Every producers wet-dream. Every voice talent’s worst nightmare.
DeepMind is perhaps THE leading applied research organization in the world of Artificial Intelligence. Founded by a couple of guys with resumes that cause one to speculate they may be aliens from the future, DeepMind was acquired by Google in 2014 and have been publishing academic papers and pushing the technology envelope ever since. Their mission statement:
“Solve intelligence. Use it to make the world a better place.”
Their latest research breakthrough is called WaveNet, and guess what it involves? You’re way ahead of me; neural-net-based realistic sounding speech that’s generated at the waveform level! Here’s what good old fashioned concatenative TTS sounds like:
And here’s what WaveNet sounds like:
Yeah, I know. Not quite ready for prime-time, but it certainly is clear where this could go, given ever larger training sets, more sophisticated modeling and the application of greater computational power. Perhaps in a few years, voice talent will spend their time and energy training a WaveNet model, and licensing it instead of hustling for gigs. Perhaps the models will become sophisticated enough for things like projection, pace, inflection and emotion to be controlled by on-screen sliders, allowing us to tailor a voice performance to our hearts content.
I know it sounds far fetched.
However, I imagine myself 15 years ago telling the owner of a leading video post production house that by 2016 I’ll be able to put together a video editing, visual effects and color correction suite that operates at four times the resolution of the HD equipment that they’d just sunk a million bucks into, and that I could do it for about $15,000. I’d have probably been laughed out of the room. I’ll never know, since few of those video post houses in my market exist anymore. Not that the talented people at those places are no longer making a living; they’re just doing it in a significantly different way. The smart ones have adapted.

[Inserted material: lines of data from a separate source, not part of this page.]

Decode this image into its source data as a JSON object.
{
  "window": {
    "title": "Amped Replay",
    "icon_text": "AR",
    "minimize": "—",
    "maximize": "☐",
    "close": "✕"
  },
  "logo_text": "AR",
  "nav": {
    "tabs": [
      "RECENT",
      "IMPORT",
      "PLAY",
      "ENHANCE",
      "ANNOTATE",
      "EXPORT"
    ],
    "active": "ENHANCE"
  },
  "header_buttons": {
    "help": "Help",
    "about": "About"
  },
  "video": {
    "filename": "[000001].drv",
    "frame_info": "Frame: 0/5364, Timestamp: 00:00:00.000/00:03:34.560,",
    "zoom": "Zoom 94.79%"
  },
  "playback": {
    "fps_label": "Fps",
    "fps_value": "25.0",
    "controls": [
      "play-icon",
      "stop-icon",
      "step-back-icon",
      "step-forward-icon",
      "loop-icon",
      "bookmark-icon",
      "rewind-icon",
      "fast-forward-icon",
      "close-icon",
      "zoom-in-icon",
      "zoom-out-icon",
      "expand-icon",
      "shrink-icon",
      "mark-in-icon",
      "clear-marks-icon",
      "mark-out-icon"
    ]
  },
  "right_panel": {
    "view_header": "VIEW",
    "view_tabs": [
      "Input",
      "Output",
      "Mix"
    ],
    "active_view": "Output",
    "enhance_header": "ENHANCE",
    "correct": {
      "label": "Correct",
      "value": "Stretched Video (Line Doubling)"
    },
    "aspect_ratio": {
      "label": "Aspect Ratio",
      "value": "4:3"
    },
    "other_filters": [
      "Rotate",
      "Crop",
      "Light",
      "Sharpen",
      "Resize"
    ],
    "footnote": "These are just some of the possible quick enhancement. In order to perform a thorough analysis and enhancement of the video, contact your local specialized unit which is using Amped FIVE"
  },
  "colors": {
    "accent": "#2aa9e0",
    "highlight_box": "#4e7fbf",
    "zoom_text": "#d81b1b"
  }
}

Just like some visionary voice actors will probably do.
With very sweaty palms, I’ve been following the development of WaveNet too. It’ll be interesting to hear it try to tackle something long-form. My bets are on a bad version of Auto Announce.

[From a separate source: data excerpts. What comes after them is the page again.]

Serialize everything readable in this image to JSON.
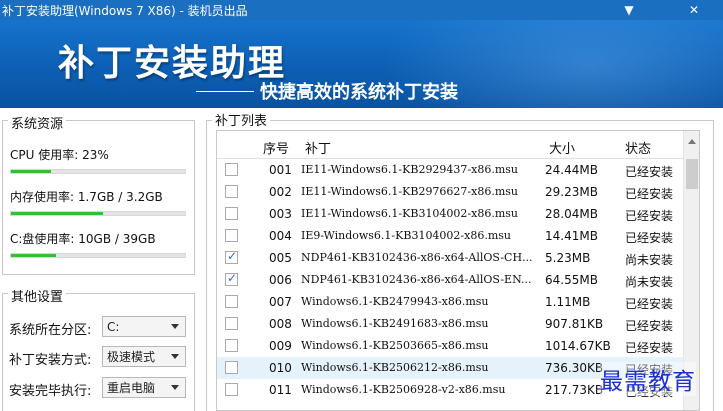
{
  "window": {
    "title": "补丁安装助理(Windows 7 X86) - 装机员出品",
    "minimize_glyph": "▼",
    "close_glyph": "✕"
  },
  "banner": {
    "title": "补丁安装助理",
    "subtitle": "快捷高效的系统补丁安装"
  },
  "resources": {
    "title": "系统资源",
    "cpu": {
      "label": "CPU 使用率: 23%",
      "percent": 23
    },
    "mem": {
      "label": "内存使用率: 1.7GB / 3.2GB",
      "percent": 53
    },
    "disk": {
      "label": "C:盘使用率: 10GB / 39GB",
      "percent": 26
    }
  },
  "settings": {
    "title": "其他设置",
    "partition": {
      "label": "系统所在分区:",
      "value": "C:"
    },
    "mode": {
      "label": "补丁安装方式:",
      "value": "极速模式"
    },
    "after": {
      "label": "安装完毕执行:",
      "value": "重启电脑"
    }
  },
  "patches": {
    "title": "补丁列表",
    "headers": {
      "num": "序号",
      "name": "补丁",
      "size": "大小",
      "status": "状态"
    },
    "rows": [
      {
        "checked": false,
        "num": "001",
        "name": "IE11-Windows6.1-KB2929437-x86.msu",
        "size": "24.44MB",
        "status": "已经安装"
      },
      {
        "checked": false,
        "num": "002",
        "name": "IE11-Windows6.1-KB2976627-x86.msu",
        "size": "29.23MB",
        "status": "已经安装"
      },
      {
        "checked": false,
        "num": "003",
        "name": "IE11-Windows6.1-KB3104002-x86.msu",
        "size": "28.04MB",
        "status": "已经安装"
      },
      {
        "checked": false,
        "num": "004",
        "name": "IE9-Windows6.1-KB3104002-x86.msu",
        "size": "14.41MB",
        "status": "已经安装"
      },
      {
        "checked": true,
        "num": "005",
        "name": "NDP461-KB3102436-x86-x64-AllOS-CH...",
        "size": "5.23MB",
        "status": "尚未安装"
      },
      {
        "checked": true,
        "num": "006",
        "name": "NDP461-KB3102436-x86-x64-AllOS-EN...",
        "size": "64.55MB",
        "status": "尚未安装"
      },
      {
        "checked": false,
        "num": "007",
        "name": "Windows6.1-KB2479943-x86.msu",
        "size": "1.11MB",
        "status": "已经安装"
      },
      {
        "checked": false,
        "num": "008",
        "name": "Windows6.1-KB2491683-x86.msu",
        "size": "907.81KB",
        "status": "已经安装"
      },
      {
        "checked": false,
        "num": "009",
        "name": "Windows6.1-KB2503665-x86.msu",
        "size": "1014.67KB",
        "status": "已经安装"
      },
      {
        "checked": false,
        "num": "010",
        "name": "Windows6.1-KB2506212-x86.msu",
        "size": "736.30KB",
        "status": "已经安装"
      },
      {
        "checked": false,
        "num": "011",
        "name": "Windows6.1-KB2506928-v2-x86.msu",
        "size": "217.73KB",
        "status": "已经安装"
      }
    ]
  },
  "watermark": "最需教育"
}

I’ve said for years that the one thing artificially produced voice cannot simulate is emotional subtext. We humans can tell what someone means simply by how they say it—even with nonsense text. And from being on this side of the glass, directing people for 30 years, we know how subtle this can be. Computers (for the time being) are emotion-incapable, so whatever fakery it takes to simulate emotion would have to be human-driven (like the sliders you mention.)
I think one thing we voiceover people have to be wary of is the sampling of our voices for this. Case in point—my studio donated a lot of open summer studio space to a process called Vocal ID which gives speaking-impaired people a voice that is actually theirs.

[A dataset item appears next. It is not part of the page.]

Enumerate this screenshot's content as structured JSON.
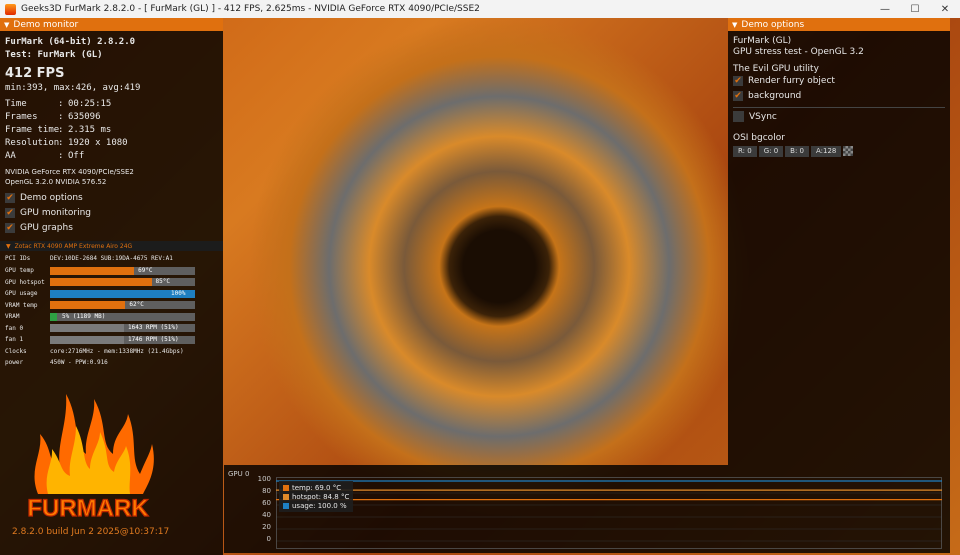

It’s a concatenative process involving voice artists reading pages of nonsense phonemes. But here’s the interesting part: after we send the files, the speaking-impaired person makes utterances in their own voice. Vocal ID then takes the formant of their utterances and superimposes it on the concatenated phonemes. Result? Stephen Hawking’s speaking machine, but with the person’s own voice.
Perhaps we should all consider copyrighting/patenting/protecting our personal voice prints?
I guess it’s a good thing that I only plan to keep at this voice actor thing another 7 or 8 years.
I think the Hoyt-Tone Voice-o-Matic (TM) is gonna be HUGE! Passive income opportunity!
I love the visual rhetoric of this post. Great flow. Great use of negative space.
Also, it’s just super interesting in a kind of horrifying way.